ECONOMIC WORRIES: European stock markets tumbled after the European Union’s commission slashed its forecast for economic growth in the 19 countries that use the euro this year to 1.3 percent from an earlier forecast of 1.9 percent. A weaker-than-expected report on industrial production in Germany also raised concerns.

In London, the Bank of England cut its forecast for growth this year to 1.2 percent from an earlier forecast of 1.7 percent. That would be its slowest growth since 2009, and the bank said it sees a one-in-four chance of slipping into a recession this year.

In the U.S. meanwhile, a report showed that the job market remains strong as fewer Americans applied for unemployment benefits last week, a sign that layoffs are low. But many economists expect the U.S. economy to slow this year as well, along with economies around the rest of the world.

BLOCKED: Twitter sank 9.9 percent for one of the biggest losses in the S&P 500 after it said its monthly user base fell to 321 million during its latest quarter from 330 million a year earlier.
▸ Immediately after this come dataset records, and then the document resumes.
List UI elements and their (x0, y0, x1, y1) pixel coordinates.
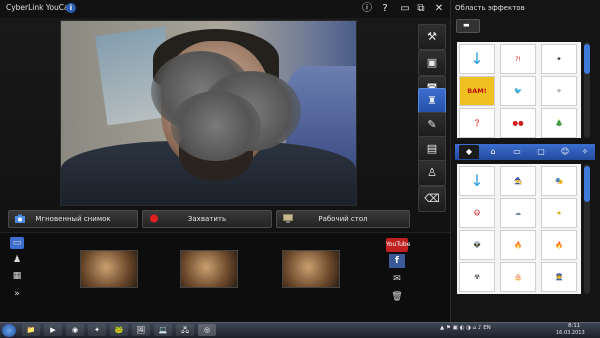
eraser-button[interactable]: ⌫ (418, 186, 446, 212)
title-bar: CyberLink YouCam i ⓘ ? ▭ ⧉ ✕ (0, 0, 450, 18)
person-add-icon: ♙ (427, 166, 437, 179)
effect-tile[interactable]: 🐦 (500, 76, 536, 106)
gallery-thumbnail[interactable] (282, 250, 340, 288)
taskbar-app-8[interactable]: 🖧 (176, 324, 194, 336)
webcam-preview (60, 20, 357, 206)
screen-button[interactable]: ▣ (418, 50, 446, 76)
tab-effects-2[interactable]: ⌂ (483, 145, 503, 159)
effects-grid-top: ↓ ?! ✦ BAM! 🐦 ✧ ❓ ●● 🎄 (457, 42, 581, 138)
effects-grid-bottom: ↓ 🧙 🎭 😷 ☁ ★ 👽 🔥 🔥 ☢ 🎂 👮 (457, 164, 581, 294)
view-toggle-icon: ▭ (12, 238, 22, 248)
gallery-thumbnail[interactable] (80, 250, 138, 288)
avatar-icon: ♜ (427, 94, 437, 107)
close-button[interactable]: ✕ (432, 2, 446, 16)
taskbar-app-youcam[interactable]: ◎ (198, 324, 216, 336)
taskbar-app-media[interactable]: ▶ (44, 324, 62, 336)
image-edit-button[interactable]: ▤ (418, 136, 446, 162)
avatar-effects-button[interactable]: ♜ (418, 88, 446, 114)
minimize-button[interactable]: ▭ (398, 2, 412, 16)
effects-category-tabs: ◆ ⌂ ▭ ▢ ☺ ✧ (455, 144, 595, 160)
windows-taskbar: 📁 ▶ ◉ ✦ 🐸 🖼 💻 🖧 ◎ ▲ ⚑ ▣ ◐ ◑ ⌂ ♪ EN 8:11 … (0, 322, 600, 338)
effect-tile[interactable]: 🔥 (500, 230, 536, 260)
effect-tile[interactable]: 😷 (459, 198, 495, 228)
youcam-window: CyberLink YouCam i ⓘ ? ▭ ⧉ ✕ Мгновенный … (0, 0, 450, 323)
effect-tile[interactable]: 👮 (541, 262, 577, 292)
expand-icon: » (14, 289, 20, 299)
effect-tile[interactable]: ★ (541, 198, 577, 228)
video-filter-button[interactable]: ▦ (10, 270, 24, 282)
tab-effects-6[interactable]: ✧ (575, 145, 595, 159)
screen-icon: ▣ (426, 56, 438, 69)
gallery-thumbnail[interactable] (180, 250, 238, 288)
view-toggle-button[interactable]: ▭ (10, 237, 24, 249)
folder-icon: ▬ (463, 21, 470, 29)
delete-button[interactable]: 🗑 (389, 290, 405, 304)
restore-button[interactable]: ⧉ (414, 2, 428, 16)
email-button[interactable]: ✉ (389, 272, 405, 286)
tab-effects-3[interactable]: ▭ (507, 145, 527, 159)
taskbar-app-4[interactable]: ✦ (88, 324, 106, 336)
eraser-icon: ⌫ (424, 192, 440, 205)
tab-effects-5[interactable]: ☺ (555, 145, 575, 159)
effect-tile[interactable]: 🔥 (541, 230, 577, 260)
effect-tile[interactable]: ✧ (541, 76, 577, 106)
tab-effects-4[interactable]: ▢ (531, 145, 551, 159)
brush-button[interactable]: ✎ (418, 112, 446, 138)
brush-icon: ✎ (427, 118, 437, 131)
effects-bottom-scrollbar[interactable] (584, 164, 590, 294)
desktop-capture-button[interactable]: Рабочий стол (276, 210, 410, 228)
start-button[interactable] (2, 324, 16, 337)
person-icon: ♟ (12, 255, 22, 265)
tab-effects-1[interactable]: ◆ (459, 145, 479, 159)
effects-top-scrollbar[interactable] (584, 42, 590, 138)
face-tracking-button[interactable]: ♙ (418, 160, 446, 186)
tools-button[interactable]: ⚒ (418, 24, 446, 50)
effect-tile[interactable]: ☁ (500, 198, 536, 228)
tools-icon: ⚒ (427, 30, 437, 43)
effect-tile[interactable]: ☢ (459, 262, 495, 292)
youtube-upload-button[interactable]: YouTube (386, 238, 410, 252)
help-button[interactable]: ? (378, 2, 392, 16)
expand-button[interactable]: » (10, 288, 24, 300)
download-effect-tile[interactable]: ↓ (459, 166, 495, 196)
facebook-share-button[interactable]: f (389, 254, 405, 268)
film-icon: ▦ (12, 271, 22, 281)
taskbar-app-5[interactable]: 🐸 (110, 324, 128, 336)
taskbar-app-7[interactable]: 💻 (154, 324, 172, 336)
info-badge-icon[interactable]: i (66, 3, 76, 13)
effect-tile[interactable]: ✦ (541, 44, 577, 74)
image-edit-icon: ▤ (426, 142, 438, 155)
taskbar-app-explorer[interactable]: 📁 (22, 324, 40, 336)
clock-date[interactable]: 16.03.2013 (556, 330, 585, 336)
taskbar-app-6[interactable]: 🖼 (132, 324, 150, 336)
effect-tile[interactable]: BAM! (459, 76, 495, 106)
taskbar-app-browser[interactable]: ◉ (66, 324, 84, 336)
effect-tile[interactable]: 👽 (459, 230, 495, 260)
info-button[interactable]: ⓘ (360, 2, 374, 16)
clock-time[interactable]: 8:11 (568, 323, 580, 329)
effect-tile[interactable]: ●● (500, 108, 536, 138)
record-button[interactable]: Захватить (142, 210, 272, 228)
effects-library-button[interactable]: ▬ (456, 19, 480, 33)
effect-tile[interactable]: 🎄 (541, 108, 577, 138)
person-filter-button[interactable]: ♟ (10, 254, 24, 266)
effect-tile[interactable]: ?! (500, 44, 536, 74)
system-tray[interactable]: ▲ ⚑ ▣ ◐ ◑ ⌂ ♪ EN (440, 325, 491, 331)
effect-tile[interactable]: 🧙 (500, 166, 536, 196)
snapshot-button[interactable]: Мгновенный снимок (8, 210, 138, 228)
effects-panel-title: Область эффектов (455, 4, 525, 12)
effect-tile[interactable]: ❓ (459, 108, 495, 138)
effect-tile[interactable]: 🎂 (500, 262, 536, 292)
effect-tile[interactable]: 🎭 (541, 166, 577, 196)
download-effect-tile[interactable]: ↓ (459, 44, 495, 74)
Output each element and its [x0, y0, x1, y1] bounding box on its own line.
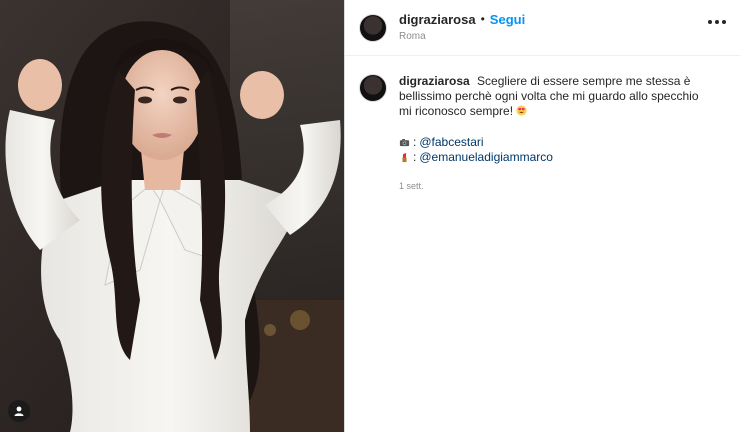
more-dot — [722, 20, 726, 24]
separator-dot: • — [480, 12, 485, 27]
credit-separator: : — [413, 135, 417, 149]
post-media[interactable] — [0, 0, 344, 432]
credit-makeup: : @emanueladigiammarco — [399, 150, 699, 165]
post-header: digraziarosa • Segui Roma — [345, 0, 740, 56]
follow-button[interactable]: Segui — [490, 12, 525, 28]
caption-comment: digraziarosa Scegliere di essere sempre … — [345, 56, 740, 194]
more-options-button[interactable] — [708, 20, 726, 24]
lipstick-emoji-icon — [402, 152, 407, 163]
credit-separator: : — [413, 150, 417, 164]
camera-emoji-icon — [399, 139, 410, 147]
user-tag-button[interactable] — [8, 400, 30, 422]
location-link[interactable]: Roma — [399, 31, 525, 44]
username-link[interactable]: digraziarosa — [399, 12, 476, 28]
post-photo — [0, 0, 344, 432]
more-horizontal-icon — [708, 20, 712, 24]
avatar[interactable] — [359, 74, 387, 102]
avatar[interactable] — [359, 13, 387, 42]
heart-eyes-emoji-icon — [516, 105, 527, 116]
post-timestamp[interactable]: 1 sett. — [399, 179, 699, 194]
mention-link[interactable]: @emanueladigiammarco — [419, 150, 553, 165]
caption-username-link[interactable]: digraziarosa — [399, 74, 470, 88]
caption-body: digraziarosa Scegliere di essere sempre … — [399, 74, 699, 194]
user-tag-icon — [14, 406, 24, 416]
header-text: digraziarosa • Segui Roma — [399, 12, 525, 44]
credits-list: : @fabcestari : @emanueladigiammarco — [399, 135, 699, 165]
mention-link[interactable]: @fabcestari — [419, 135, 483, 150]
credit-photographer: : @fabcestari — [399, 135, 699, 150]
instagram-post: digraziarosa • Segui Roma digraziarosa S… — [0, 0, 740, 432]
post-sidebar: digraziarosa • Segui Roma digraziarosa S… — [344, 0, 740, 432]
more-dot — [715, 20, 719, 24]
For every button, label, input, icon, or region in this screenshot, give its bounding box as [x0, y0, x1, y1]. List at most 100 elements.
It also said it expects to make $715 million to $775 million in revenue during the current quarter. Analysts are expecting $765 million, according to FactSet.

Other social media companies also fell. Facebook dropped 2.7 percent.

IN A HOLE: Dunkin’ Brands fell 3.3 percent after the doughnuts chain gave 2019 guidance that fell short of what analysts were expecting.

NOT A GOOD LOOK: Shares in Tapestry tumbled 14.6 percent after the owner of Kate Spade, Coach and other luxury apparel brands reported quarterly earnings and revenue that missed Wall Street’s estimates.

EARNINGS WORRIES: It’s not just Twitter that investors are getting concerned about. Across the S&P 500, analysts are forecasting earnings per share to drop 1.8 percent in the first quarter from a year earlier. They were calling for growth just a few weeks ago, and if the updated forecasts prove true, it will be the first decline in nearly three years.

Any decline would also be a sharp drop-off from the 12.9 percent growth that S&P 500 companies are expected to report for the quarter of 2018.

INTEREST RATES: All the concerns sent investors toward Treasury bonds, which are seen as safer investments during tumultuous times. When a bond’s price rises, its yield falls, and the yield on the 10-year Treasury note fell to 2.65 percent from 2.69 percent late Wednesday.

TRADE TALKS: Stocks around the world have heaved up and down recently on concerns about U.S.-China trade tensions. Treasury Secretary Stephen Mnuchin and trade representative Robert Lighthizer will lead a delegation to Beijing next week for the next round of trade talks, but the issues are complex. These include contentious topics like Beijing’s technology policy and trade practices, where progress has been limited so far.

Mnuchin also said that there were no plans for President Donald Trump to meet Chinese leader Xi Jinping. “If there are remaining issues that we can’t get closed, I think President Trump expects that he’s going to sit down with President Xi and address those issues,” he said.

ENERGY: Benchmark U.S. crude oil dropped 2.5 percent to settle at $1.37 a barrel. Natural gas slid 4.2 percent. That helped drag energy stocks in the S&P 500 down by 2.3 percent, the worst decline among the 11 sectors that make up the index.